I am new to RDF and I have one question about RDF.
With some simple sentence like : "Ann studies Math", there's no problem to represent it using RDF.
But with more complicated sentences such as: "Mr Parker teaches Machine Learning and uses the book named ML-for-newbie", I mean Mr Parker uses that book to prepare his lectures. There're 3 objects : Mr Parker, Machine Learning, ML-for-newbie; 2 predicates: teach, use. So how to represent this sentence in RDF? As I know, one RDF statement is like Subject --predicate--> Object, and the 3 objects and 2 predicates make me confused :(
Plz Help, thanks!
In your case, you could either decompose these sentences in 3 RDF statements or use a blank node.
Examples of decomposition, the course has its own URI (:Course999
):
:Mr_Parker :teaches :Course999 .
:Course999 :courseName "Machine Learning" .
:Course999 :hasSupportBook "ML-for-newbies" .
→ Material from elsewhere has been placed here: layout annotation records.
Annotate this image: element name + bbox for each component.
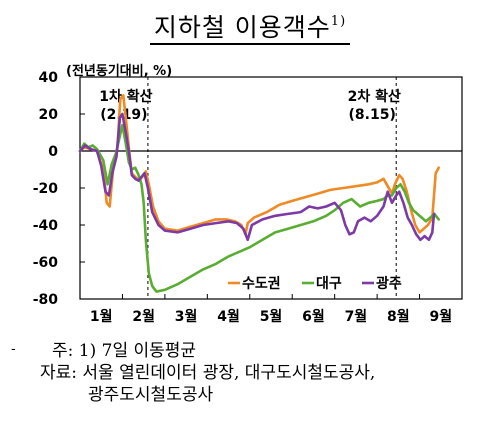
- chart-title: 지하철 이용객수1): [149, 13, 351, 45]
- event-label: 1차 확산: [99, 88, 152, 105]
- series-line: [78, 94, 440, 236]
- x-tick-label: 4월: [217, 308, 240, 325]
- note-line: 주: 1) 7일 이동평균: [52, 341, 197, 361]
- legend-label: 광주: [376, 275, 402, 292]
- chart-title-wrap: 지하철 이용객수1): [0, 8, 500, 45]
- source-line-1: 자료: 서울 열린데이터 광장, 대구도시철도공사,: [40, 363, 376, 383]
- x-tick-label: 7월: [345, 308, 368, 325]
- x-tick-label: 6월: [302, 308, 325, 325]
- source-line-2: 광주도시철도공사: [88, 385, 214, 405]
- legend-label: 대구: [316, 276, 342, 292]
- event-label: 2차 확산: [348, 88, 401, 105]
- y-tick-label: -40: [33, 218, 59, 234]
- y-tick-label: 0: [48, 144, 58, 160]
- y-tick-label: -20: [33, 181, 59, 197]
- x-tick-label: 3월: [175, 308, 198, 325]
- left-dash-mark: -: [11, 342, 16, 357]
- x-tick-label: 9월: [429, 308, 452, 325]
- notes-block: 주: 1) 7일 이동평균 자료: 서울 열린데이터 광장, 대구도시철도공사,…: [40, 340, 375, 406]
- series-line: [78, 112, 436, 242]
- y-tick-label: -60: [33, 255, 59, 271]
- title-footnote-marker: 1): [330, 13, 347, 29]
- line-chart: -80 -60 -40 -20 0 20 40 1월 2월 3월 4월 5월 6월 7월 8월 9월 1차 확산…: [33, 70, 463, 325]
- unit-label: (전년동기대비, %): [66, 64, 173, 79]
- y-tick-label: 20: [39, 107, 59, 123]
- x-tick-label: 8월: [387, 308, 410, 325]
- x-tick-label: 2월: [132, 308, 155, 325]
- x-tick-label: 1월: [90, 308, 113, 325]
- event-date-label: (8.15): [349, 107, 396, 123]
- legend-label: 수도권: [242, 276, 281, 292]
- chart-title-text: 지하철 이용객수: [153, 13, 331, 42]
- y-tick-label: -80: [33, 292, 59, 308]
- y-tick-label: 40: [39, 70, 59, 86]
- x-tick-label: 5월: [260, 308, 283, 325]
- series-line: [78, 123, 440, 293]
- event-date-label: (2.19): [100, 107, 147, 123]
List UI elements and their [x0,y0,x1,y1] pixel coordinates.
With anonymous nodes (blank node _:b1
), it's the same principle but the course is not explicitly captured:
:Mr_Parker :teaches _:b1 .
_:b1 :courseName "Machine Learning" .
_:b1 :hasSupportBook "ML-for-newbies" .
Now as mentioned in the comments, the string "ML-for-newbies" is actually not a book, it just represent the title of the book. So you could add more triples to capture extra information about this item (like the author of this book for instance). You can think of re-using already developed vocabulary for this task (like the Dublin Core):
:Mr_Parker :teaches _:b1 .
_:b1 :hasSupportBook :book2 .
:book2 dcterms:title "ML-for-newbies" .
:book2 dcterms:creator "John Smith" .
... and then here the string represent just the name of the author but not the author itself (like for the book), so you could expand your triples even more by representing this entity type too if needed.
The accepted answer is good and has examples, but it's worth having a look at the W3C's Working Group Note Defining N-ary Relations on the Semantic Web that discusses these representation issues. The approach in the accepted answer is Pattern 1: introducing a new class for a relation in that note. There's also a Pattern 2: Using lists for arguments in a relation, but that feels clumsier, and I don't think as many people take that approach.